Now I just want know what the accident was…

by crashtacktom

34 comments
  1. Some people should not be allowed near a computer.

    Shambolic.

  2. Can’t believe you haven’t heard about ‘the accident’, I thought everyone knew

  3. Alex Polizzi would have a field day with all those notices in the windows.

  4. I bet it involves at least one bodily fluid. Perhaps two if your extra lucky.

  5. Looks like they’re was a Category C supernova in there

  6. > LICIENSED

    “Purfect, that will do”

    *Presses print document*

  7. Could have just summarized it to “please note. We’ll be holding our Friday and Saturday nights entertainment outside etc, etc.” But then again, it would be less.. crytptic.

  8. Judging by the sign, I can only assume that someone accidentally set fire to their dictionary.

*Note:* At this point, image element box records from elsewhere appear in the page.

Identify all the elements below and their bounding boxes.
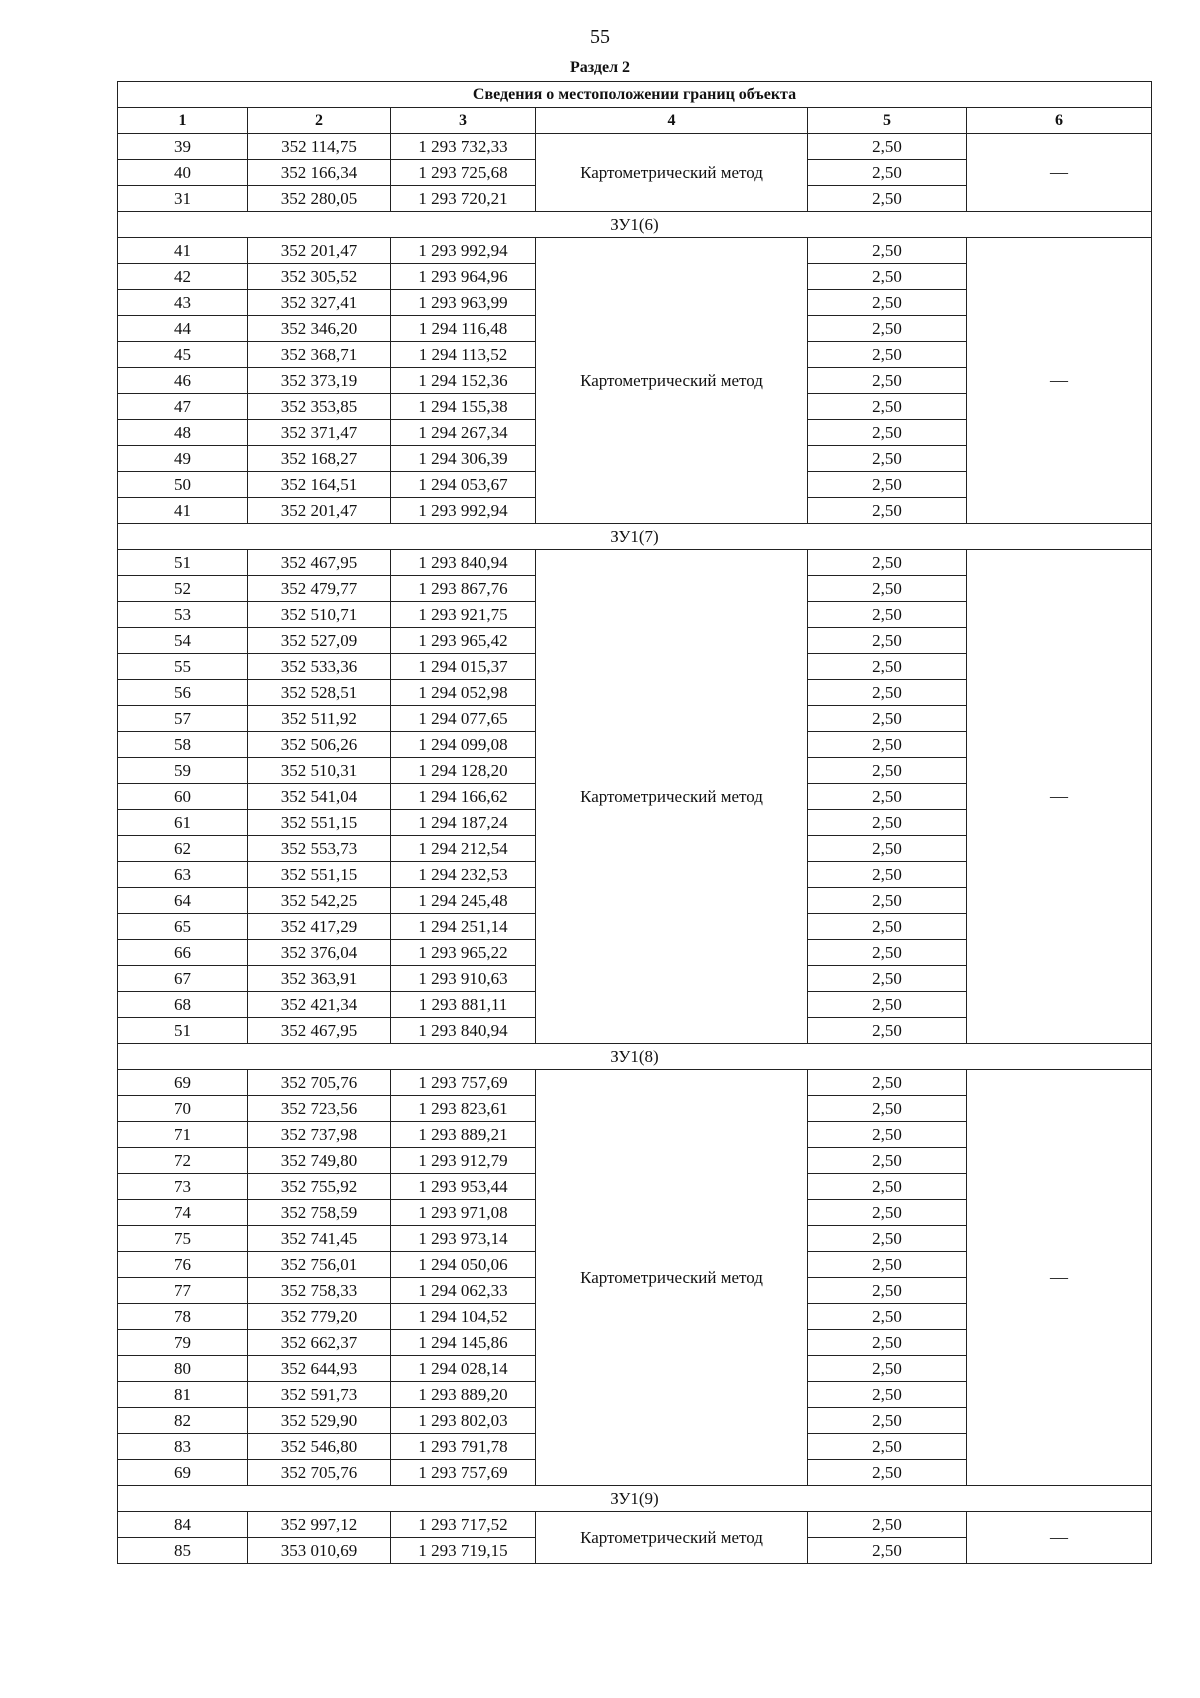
coordinate-x: 352 755,92 (248, 1174, 391, 1200)
coordinate-x: 352 164,51 (248, 472, 391, 498)
column-header: 1 (118, 108, 248, 134)
coordinate-y: 1 294 116,48 (391, 316, 536, 342)
accuracy-value: 2,50 (808, 186, 967, 212)
coordinate-y: 1 293 921,75 (391, 602, 536, 628)
coordinate-y: 1 293 717,52 (391, 1512, 536, 1538)
accuracy-value: 2,50 (808, 576, 967, 602)
dash-cell: — (967, 1070, 1152, 1486)
accuracy-value: 2,50 (808, 602, 967, 628)
coordinate-y: 1 293 992,94 (391, 238, 536, 264)
coordinate-x: 352 758,59 (248, 1200, 391, 1226)
coordinate-y: 1 294 166,62 (391, 784, 536, 810)
coordinate-y: 1 294 212,54 (391, 836, 536, 862)
coordinate-y: 1 293 965,22 (391, 940, 536, 966)
coordinate-x: 352 371,47 (248, 420, 391, 446)
coordinate-y: 1 293 757,69 (391, 1460, 536, 1486)
coordinate-x: 352 467,95 (248, 550, 391, 576)
coordinate-y: 1 293 791,78 (391, 1434, 536, 1460)
point-number: 56 (118, 680, 248, 706)
coordinate-x: 352 546,80 (248, 1434, 391, 1460)
column-header: 3 (391, 108, 536, 134)
coordinate-x: 352 542,25 (248, 888, 391, 914)
coordinate-x: 352 591,73 (248, 1382, 391, 1408)
accuracy-value: 2,50 (808, 420, 967, 446)
point-number: 54 (118, 628, 248, 654)
point-number: 71 (118, 1122, 248, 1148)
point-number: 43 (118, 290, 248, 316)
point-number: 60 (118, 784, 248, 810)
column-header: 6 (967, 108, 1152, 134)
coordinate-y: 1 293 912,79 (391, 1148, 536, 1174)
coordinate-x: 352 346,20 (248, 316, 391, 342)
coordinate-x: 352 644,93 (248, 1356, 391, 1382)
coordinate-y: 1 293 889,20 (391, 1382, 536, 1408)
coordinate-x: 352 168,27 (248, 446, 391, 472)
coordinate-y: 1 293 953,44 (391, 1174, 536, 1200)
accuracy-value: 2,50 (808, 1538, 967, 1564)
group-header-row (118, 1044, 1152, 1070)
dash-cell: — (967, 1512, 1152, 1564)
group-label: ЗУ1(9) (118, 1486, 1152, 1512)
accuracy-value: 2,50 (808, 394, 967, 420)
coordinate-y: 1 294 128,20 (391, 758, 536, 784)
accuracy-value: 2,50 (808, 498, 967, 524)
point-number: 45 (118, 342, 248, 368)
point-number: 44 (118, 316, 248, 342)
coordinate-y: 1 294 251,14 (391, 914, 536, 940)
coordinate-y: 1 294 245,48 (391, 888, 536, 914)
accuracy-value: 2,50 (808, 992, 967, 1018)
point-number: 49 (118, 446, 248, 472)
accuracy-value: 2,50 (808, 1148, 967, 1174)
point-number: 57 (118, 706, 248, 732)
point-number: 81 (118, 1382, 248, 1408)
coordinate-x: 352 553,73 (248, 836, 391, 862)
coordinate-x: 352 368,71 (248, 342, 391, 368)
coordinate-x: 352 705,76 (248, 1070, 391, 1096)
coordinate-x: 352 327,41 (248, 290, 391, 316)
accuracy-value: 2,50 (808, 264, 967, 290)
coordinate-x: 352 305,52 (248, 264, 391, 290)
table-caption: Сведения о местоположении границ объекта (118, 82, 1152, 108)
point-number: 67 (118, 966, 248, 992)
coordinate-y: 1 294 052,98 (391, 680, 536, 706)
coordinate-x: 352 510,71 (248, 602, 391, 628)
point-number: 72 (118, 1148, 248, 1174)
coordinate-y: 1 294 104,52 (391, 1304, 536, 1330)
coordinate-x: 352 779,20 (248, 1304, 391, 1330)
point-number: 76 (118, 1252, 248, 1278)
method-cell: Картометрический метод (536, 1512, 808, 1564)
method-cell: Картометрический метод (536, 1070, 808, 1486)
accuracy-value: 2,50 (808, 160, 967, 186)
column-header: 5 (808, 108, 967, 134)
point-number: 70 (118, 1096, 248, 1122)
coordinate-x: 352 662,37 (248, 1330, 391, 1356)
column-header: 2 (248, 108, 391, 134)
coordinate-x: 352 376,04 (248, 940, 391, 966)
coordinate-x: 353 010,69 (248, 1538, 391, 1564)
accuracy-value: 2,50 (808, 290, 967, 316)
point-number: 65 (118, 914, 248, 940)
accuracy-value: 2,50 (808, 758, 967, 784)
point-number: 51 (118, 550, 248, 576)
coordinate-y: 1 294 113,52 (391, 342, 536, 368)
method-cell: Картометрический метод (536, 238, 808, 524)
coordinate-x: 352 749,80 (248, 1148, 391, 1174)
point-number: 82 (118, 1408, 248, 1434)
coordinate-y: 1 293 867,76 (391, 576, 536, 602)
accuracy-value: 2,50 (808, 654, 967, 680)
point-number: 55 (118, 654, 248, 680)
point-number: 66 (118, 940, 248, 966)
point-number: 42 (118, 264, 248, 290)
coordinate-x: 352 506,26 (248, 732, 391, 758)
point-number: 62 (118, 836, 248, 862)
coordinate-x: 352 551,15 (248, 862, 391, 888)
table-row (118, 550, 1152, 576)
coordinate-x: 352 373,19 (248, 368, 391, 394)
group-header-row (118, 524, 1152, 550)
point-number: 69 (118, 1460, 248, 1486)
point-number: 59 (118, 758, 248, 784)
accuracy-value: 2,50 (808, 134, 967, 160)
accuracy-value: 2,50 (808, 1330, 967, 1356)
point-number: 61 (118, 810, 248, 836)
coordinate-x: 352 756,01 (248, 1252, 391, 1278)
coordinate-y: 1 293 840,94 (391, 550, 536, 576)
table-row (118, 1512, 1152, 1538)
coordinate-x: 352 551,15 (248, 810, 391, 836)
coordinate-x: 352 417,29 (248, 914, 391, 940)
point-number: 58 (118, 732, 248, 758)
point-number: 74 (118, 1200, 248, 1226)
point-number: 52 (118, 576, 248, 602)
point-number: 68 (118, 992, 248, 1018)
group-label: ЗУ1(8) (118, 1044, 1152, 1070)
point-number: 83 (118, 1434, 248, 1460)
accuracy-value: 2,50 (808, 966, 967, 992)
coordinate-x: 352 479,77 (248, 576, 391, 602)
accuracy-value: 2,50 (808, 1200, 967, 1226)
coordinate-x: 352 741,45 (248, 1226, 391, 1252)
coordinate-y: 1 293 889,21 (391, 1122, 536, 1148)
accuracy-value: 2,50 (808, 1252, 967, 1278)
coordinate-y: 1 294 015,37 (391, 654, 536, 680)
coordinate-y: 1 294 152,36 (391, 368, 536, 394)
accuracy-value: 2,50 (808, 1226, 967, 1252)
point-number: 47 (118, 394, 248, 420)
coordinate-y: 1 293 881,11 (391, 992, 536, 1018)
accuracy-value: 2,50 (808, 446, 967, 472)
coordinate-y: 1 293 757,69 (391, 1070, 536, 1096)
coordinate-x: 352 421,34 (248, 992, 391, 1018)
group-header-row (118, 1486, 1152, 1512)
coordinate-y: 1 293 840,94 (391, 1018, 536, 1044)
coordinate-x: 352 997,12 (248, 1512, 391, 1538)
coordinate-y: 1 294 145,86 (391, 1330, 536, 1356)
point-number: 77 (118, 1278, 248, 1304)
point-number: 73 (118, 1174, 248, 1200)
accuracy-value: 2,50 (808, 472, 967, 498)
coordinate-y: 1 293 732,33 (391, 134, 536, 160)
coordinate-y: 1 294 077,65 (391, 706, 536, 732)
dash-cell: — (967, 550, 1152, 1044)
accuracy-value: 2,50 (808, 1408, 967, 1434)
accuracy-value: 2,50 (808, 628, 967, 654)
coordinate-y: 1 293 964,96 (391, 264, 536, 290)
coordinate-y: 1 294 187,24 (391, 810, 536, 836)
coordinate-x: 352 166,34 (248, 160, 391, 186)
coordinate-x: 352 737,98 (248, 1122, 391, 1148)
accuracy-value: 2,50 (808, 1304, 967, 1330)
coordinate-x: 352 529,90 (248, 1408, 391, 1434)
coordinate-x: 352 541,04 (248, 784, 391, 810)
coordinate-y: 1 294 053,67 (391, 472, 536, 498)
point-number: 41 (118, 498, 248, 524)
accuracy-value: 2,50 (808, 784, 967, 810)
point-number: 53 (118, 602, 248, 628)
coordinate-x: 352 723,56 (248, 1096, 391, 1122)
table-row (118, 238, 1152, 264)
accuracy-value: 2,50 (808, 316, 967, 342)
coordinate-x: 352 528,51 (248, 680, 391, 706)
group-label: ЗУ1(6) (118, 212, 1152, 238)
accuracy-value: 2,50 (808, 680, 967, 706)
method-cell: Картометрический метод (536, 134, 808, 212)
method-cell: Картометрический метод (536, 550, 808, 1044)
table-row (118, 134, 1152, 160)
coordinate-x: 352 510,31 (248, 758, 391, 784)
accuracy-value: 2,50 (808, 914, 967, 940)
accuracy-value: 2,50 (808, 706, 967, 732)
point-number: 75 (118, 1226, 248, 1252)
boundary-table (117, 81, 1152, 1564)
point-number: 78 (118, 1304, 248, 1330)
coordinate-x: 352 511,92 (248, 706, 391, 732)
coordinate-y: 1 294 306,39 (391, 446, 536, 472)
coordinate-y: 1 293 973,14 (391, 1226, 536, 1252)
coordinate-x: 352 114,75 (248, 134, 391, 160)
coordinate-x: 352 201,47 (248, 498, 391, 524)
point-number: 69 (118, 1070, 248, 1096)
point-number: 84 (118, 1512, 248, 1538)
accuracy-value: 2,50 (808, 1460, 967, 1486)
coordinate-x: 352 758,33 (248, 1278, 391, 1304)
accuracy-value: 2,50 (808, 368, 967, 394)
accuracy-value: 2,50 (808, 810, 967, 836)
accuracy-value: 2,50 (808, 238, 967, 264)
coordinate-x: 352 363,91 (248, 966, 391, 992)
point-number: 79 (118, 1330, 248, 1356)
coordinate-y: 1 293 963,99 (391, 290, 536, 316)
accuracy-value: 2,50 (808, 940, 967, 966)
point-number: 31 (118, 186, 248, 212)
coordinate-y: 1 294 028,14 (391, 1356, 536, 1382)
group-label: ЗУ1(7) (118, 524, 1152, 550)
accuracy-value: 2,50 (808, 1070, 967, 1096)
accuracy-value: 2,50 (808, 862, 967, 888)
coordinate-y: 1 294 050,06 (391, 1252, 536, 1278)
coordinate-y: 1 294 155,38 (391, 394, 536, 420)
accuracy-value: 2,50 (808, 888, 967, 914)
coordinate-y: 1 294 232,53 (391, 862, 536, 888)
point-number: 51 (118, 1018, 248, 1044)
table-row (118, 1070, 1152, 1096)
coordinate-y: 1 293 719,15 (391, 1538, 536, 1564)
dash-cell: — (967, 238, 1152, 524)
coordinate-x: 352 527,09 (248, 628, 391, 654)
accuracy-value: 2,50 (808, 1174, 967, 1200)
accuracy-value: 2,50 (808, 1018, 967, 1044)
coordinate-x: 352 705,76 (248, 1460, 391, 1486)
coordinate-x: 352 533,36 (248, 654, 391, 680)
coordinate-y: 1 293 971,08 (391, 1200, 536, 1226)
coordinate-x: 352 280,05 (248, 186, 391, 212)
point-number: 41 (118, 238, 248, 264)
accuracy-value: 2,50 (808, 342, 967, 368)
accuracy-value: 2,50 (808, 732, 967, 758)
accuracy-value: 2,50 (808, 1434, 967, 1460)
coordinate-y: 1 293 802,03 (391, 1408, 536, 1434)
coordinate-y: 1 294 267,34 (391, 420, 536, 446)
point-number: 48 (118, 420, 248, 446)
accuracy-value: 2,50 (808, 836, 967, 862)
coordinate-y: 1 293 992,94 (391, 498, 536, 524)
coordinate-y: 1 293 725,68 (391, 160, 536, 186)
point-number: 50 (118, 472, 248, 498)
coordinate-x: 352 353,85 (248, 394, 391, 420)
accuracy-value: 2,50 (808, 1122, 967, 1148)
coordinate-y: 1 294 099,08 (391, 732, 536, 758)
accuracy-value: 2,50 (808, 1278, 967, 1304)
group-header-row (118, 212, 1152, 238)
accuracy-value: 2,50 (808, 550, 967, 576)
accuracy-value: 2,50 (808, 1096, 967, 1122)
point-number: 46 (118, 368, 248, 394)
column-header: 4 (536, 108, 808, 134)
dash-cell: — (967, 134, 1152, 212)
coordinate-x: 352 201,47 (248, 238, 391, 264)
coordinate-y: 1 293 720,21 (391, 186, 536, 212)
point-number: 85 (118, 1538, 248, 1564)
accuracy-value: 2,50 (808, 1382, 967, 1408)
page-number: 55 (590, 26, 610, 48)
point-number: 39 (118, 134, 248, 160)
point-number: 63 (118, 862, 248, 888)
accuracy-value: 2,50 (808, 1512, 967, 1538)
point-number: 80 (118, 1356, 248, 1382)
point-number: 64 (118, 888, 248, 914)
coordinate-x: 352 467,95 (248, 1018, 391, 1044)
coordinate-y: 1 293 910,63 (391, 966, 536, 992)
coordinate-y: 1 293 965,42 (391, 628, 536, 654)
point-number: 40 (118, 160, 248, 186)
section-title: Раздел 2 (569, 59, 631, 76)
accuracy-value: 2,50 (808, 1356, 967, 1382)
coordinate-y: 1 294 062,33 (391, 1278, 536, 1304)
coordinate-y: 1 293 823,61 (391, 1096, 536, 1122)
table-body (118, 134, 1152, 1564)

  9. OP, you’ve got to join a local FB group and find out what happened

  10. Someone laughed while they farted whilst on a Guinness session. I have been there…

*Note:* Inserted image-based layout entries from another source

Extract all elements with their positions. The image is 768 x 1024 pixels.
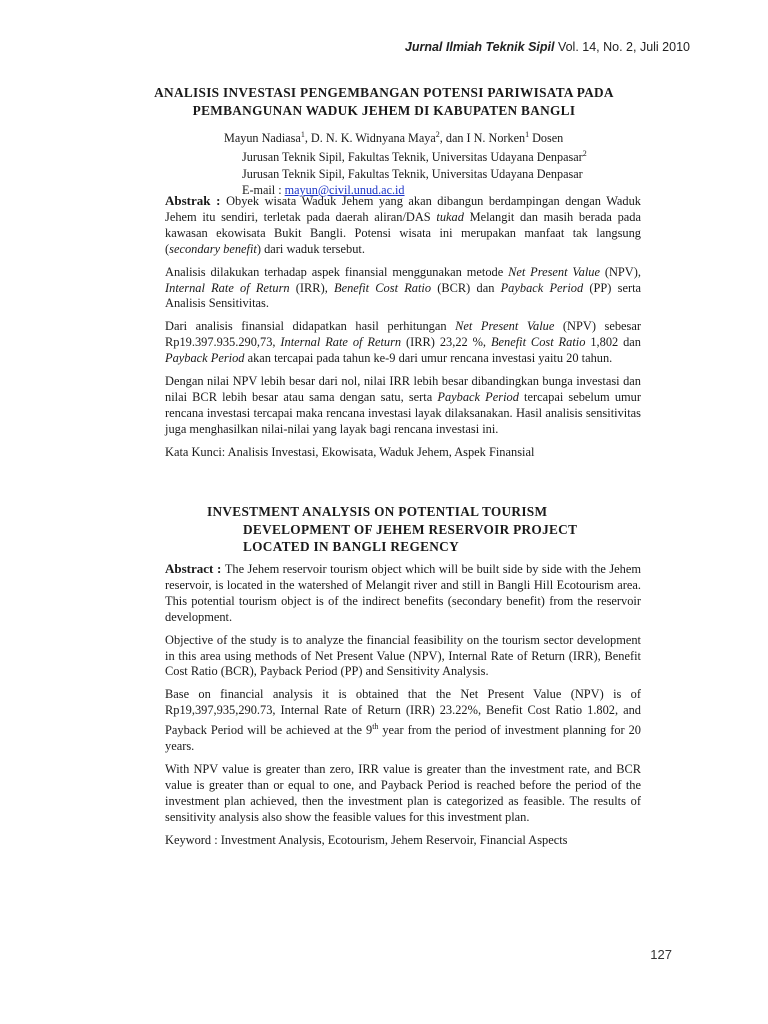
abstrak-p2-text-b: (NPV), [599, 264, 641, 279]
abstrak-p3-italic-4: Payback Period [165, 351, 245, 366]
abstrak-p3-italic-1: Net Present Value [455, 319, 555, 334]
abstrak-p3-text-c: (IRR) 23,22 %, [401, 335, 491, 350]
abstrak-p2-text-a: Analisis dilakukan terhadap aspek finansial menggunakan metode [165, 264, 509, 279]
english-title [207, 503, 637, 556]
abstract-section [165, 561, 641, 856]
kata-kunci: Kata Kunci: Analisis Investasi, Ekowisata, Waduk Jehem, Aspek Finansial [165, 444, 535, 459]
abstract-paragraph-2: Objective of the study is to analyze the financial feasibility on the tourism sector development in this area using methods of Net Present Value (NPV), Internal Rate of Return (IRR), Benefit Cost Ratio (BCR), Payback Period (PP) and Sensitivity Analysis. [165, 632, 641, 679]
email-link[interactable]: mayun@civil.unud.ac.id [284, 182, 405, 197]
abstract-p3-text-a: Base on financial analysis it is obtained that the Net Present Value (NPV) is of Rp19,397,935,290.73, Internal Rate of Return (IRR) 23.22%, Benefit Cost Ratio 1.802, and Payback Period will be achieved at the 9 [165, 687, 641, 738]
email-label: E-mail : [242, 182, 285, 197]
abstrak-p3-text-e: akan tercapai pada tahun ke-9 dari umur rencana investasi yaitu 20 tahun. [244, 351, 613, 366]
author-3: , dan I N. Norken [439, 131, 526, 146]
author-names [224, 127, 644, 146]
abstrak-paragraph-1 [165, 193, 641, 258]
english-title-line-3: LOCATED IN BANGLI REGENCY [243, 539, 459, 554]
paper-title-line-2: PEMBANGUNAN WADUK JEHEM DI KABUPATEN BANGLI [192, 103, 576, 118]
journal-issue: Vol. 14, No. 2, Juli 2010 [554, 40, 690, 54]
english-title-line-1: INVESTMENT ANALYSIS ON POTENTIAL TOURISM [207, 504, 548, 519]
abstract-paragraph-3 [165, 687, 641, 755]
abstrak-p4-text-b: tercapai sebelum umur rencana investasi tercapai maka rencana investasi layak dilaksanakan. Hasil analisis sensitivitas juga menghasilkan nilai-nilai yang layak bagi rencana investasi ini. [165, 389, 641, 436]
abstract-paragraph-1 [165, 561, 641, 626]
abstrak-paragraph-2 [165, 265, 641, 313]
paper-title-line-1: ANALISIS INVESTASI PENGEMBANGAN POTENSI PARIWISATA PADA [154, 85, 614, 100]
abstrak-p2-italic-4: Payback Period [500, 280, 584, 295]
author-1: Mayun Nadiasa [224, 131, 301, 146]
abstrak-p2-italic-1: Net Present Value [508, 264, 600, 279]
abstrak-p2-italic-2: Internal Rate of Return [165, 280, 290, 295]
english-title-line-2: DEVELOPMENT OF JEHEM RESERVOIR PROJECT [243, 521, 578, 537]
abstract-p1-text: The Jehem reservoir tourism object which will be built side by side with the Jehem reservoir, is located in the watershed of Melangit river and still in Bangli Hill Ecotourism area. This potential tourism object is of the indirect benefits (secondary benefit) from the reservoir development. [165, 562, 641, 624]
abstract-p3-superscript: th [372, 722, 379, 732]
abstract-p3-text-b: year from the period of investment planning for 20 years. [165, 723, 641, 754]
abstract-paragraph-4: With NPV value is greater than zero, IRR value is greater than the investment rate, and BCR value is greater than or equal to one, and Payback Period is reached before the period of the investment plan achieved, then the investment plan is categorized as feasible. The results of sensitivity analysis also show the feasible values for this investment plan. [165, 762, 641, 824]
author-sup-3: 1 [525, 130, 530, 139]
abstrak-p3-italic-2: Internal Rate of Return [280, 335, 402, 350]
abstrak-p2-italic-3: Benefit Cost Ratio [334, 280, 432, 295]
abstrak-p2-text-d: (BCR) dan [431, 280, 501, 295]
abstrak-p1-text-c: ) dari waduk tersebut. [256, 241, 365, 256]
affiliation-2: Jurusan Teknik Sipil, Fakultas Teknik, Universitas Udayana Denpasar [242, 166, 583, 181]
author-block [224, 127, 644, 198]
affiliation-1 [224, 146, 644, 165]
abstrak-paragraph-3 [165, 319, 641, 367]
abstrak-p1-text-a: Obyek wisata Waduk Jehem yang akan dibangun berdampingan dengan Waduk Jehem itu sendiri, terletak pada daerah aliran/DAS [165, 194, 641, 224]
paper-title [110, 84, 658, 120]
abstrak-label: Abstrak : [165, 193, 227, 208]
affiliation-sup: 2 [582, 149, 587, 159]
abstrak-p3-italic-3: Benefit Cost Ratio [490, 335, 586, 350]
abstrak-p4-text-a: Dengan nilai NPV lebih besar dari nol, nilai IRR lebih besar dibandingkan bunga investasi dan nilai BCR lebih besar atau sama dengan satu, serta [165, 374, 641, 404]
affiliation-1-text: Jurusan Teknik Sipil, Fakultas Teknik, Universitas Udayana Denpasar [242, 150, 583, 165]
author-role: Dosen [529, 131, 564, 146]
abstrak-p4-italic-1: Payback Period [437, 389, 519, 404]
author-2: , D. N. K. Widnyana Maya [304, 131, 436, 146]
abstrak-p1-italic-1: tukad [436, 209, 464, 224]
abstrak-paragraph-4 [165, 374, 641, 438]
abstrak-p3-text-a: Dari analisis finansial didapatkan hasil perhitungan [165, 319, 456, 334]
page-number: 127 [650, 947, 672, 962]
abstrak-p3-text-d: 1,802 dan [585, 335, 642, 350]
abstrak-p1-italic-2: secondary benefit [169, 241, 257, 256]
journal-name: Jurnal Ilmiah Teknik Sipil [404, 40, 555, 54]
author-sup-1: 1 [300, 130, 305, 139]
journal-header [405, 40, 690, 54]
abstrak-p1-text-b: Melangit dan masih berada pada kawasan ekowisata Bukit Bangli. Potensi wisata ini merupakan manfaat tak langsung ( [165, 209, 641, 256]
abstract-label: Abstract : [165, 561, 225, 576]
abstrak-section [165, 193, 641, 468]
keywords: Keyword : Investment Analysis, Ecotourism, Jehem Reservoir, Financial Aspects [165, 832, 568, 847]
abstrak-p2-text-c: (IRR), [289, 280, 334, 295]
abstrak-p2-text-e: (PP) serta Analisis Sensitivitas. [165, 280, 642, 311]
abstrak-p3-text-b: (NPV) sebesar Rp19.397.935.290,73, [165, 319, 641, 350]
author-sup-2: 2 [435, 130, 440, 139]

  11. I’m going to hazard a guess at a burst pipe or someone getting a nasty shock off some dodgy wiring.

    Or Big Bob shat himself again.

  12. Sounds like a haiku

    Written by someone who can’t

    Count or indeed spell

  13. From a bit of googling it looks like this might be the Old Royal Oak in Knaresborough – from what I can see it looks like someone decided to park a Bentley inside!

  14. Anyone else irritated that ‘room’ has its own entire line? Maybe it’s a clue.

  15. Sounds like a classic case of “don’t ask, don’t tell.” Whatever happened, it must’ve been wild if it’s wrapped in secrecy. Let’s just assume it’s a mess involving some serious cleanup

  16. The lucky neighbours get to hear the event better now it’s taking place outside.

  17. Look, we’d rather not say…. but just between you and me, it involved Sharon, Davey the delivery boy a six foot python, seventeen gallons of lime jelly, the entire eastenders cast and a very poorly considered ceiling fan. I’m sure you know what I mean.

  18. I once caused an accident similar to this that closed the toilets ‘for refurbishment’.

    I arranged the local allotments AGM in a small pub. Most of the attendees were elderly so the pub put on an extra barrel of mild anticipating high demand. Those mad lads however priced it at £1.50! This was 2017, not the 1970s.

    Ever seen 20 elderly men realise exactly how far their pensions will go when spent on essential warm piss water, even though they all had significant prostate and bladder issues.

    The AGM was a scene, someone arrived with platters of cheese sandwiches in a futile attempt to soak up all the booze, and slow everyone down. No chance, those toilets got hammered the entire evening and nobody’s plots got weeded the following day.

    I was however a local legend for the best evening out for quite a while.

  19. The fact that there’s both a cryptic poster and a conspiracy of silence makes this way more intriguing than if they’d just explained it.

  20. The accident is that it’s fucking hot at the moment, so they wanted to do that event outside, but there is some kind of licensing stipulation saying they need to give appropriate notice to locals. Accidentally.

  21. I thought the rubber backed matting and fans were supposed to prevent this sort of thing. I’ll bet that’s the last time they let that lot use that room.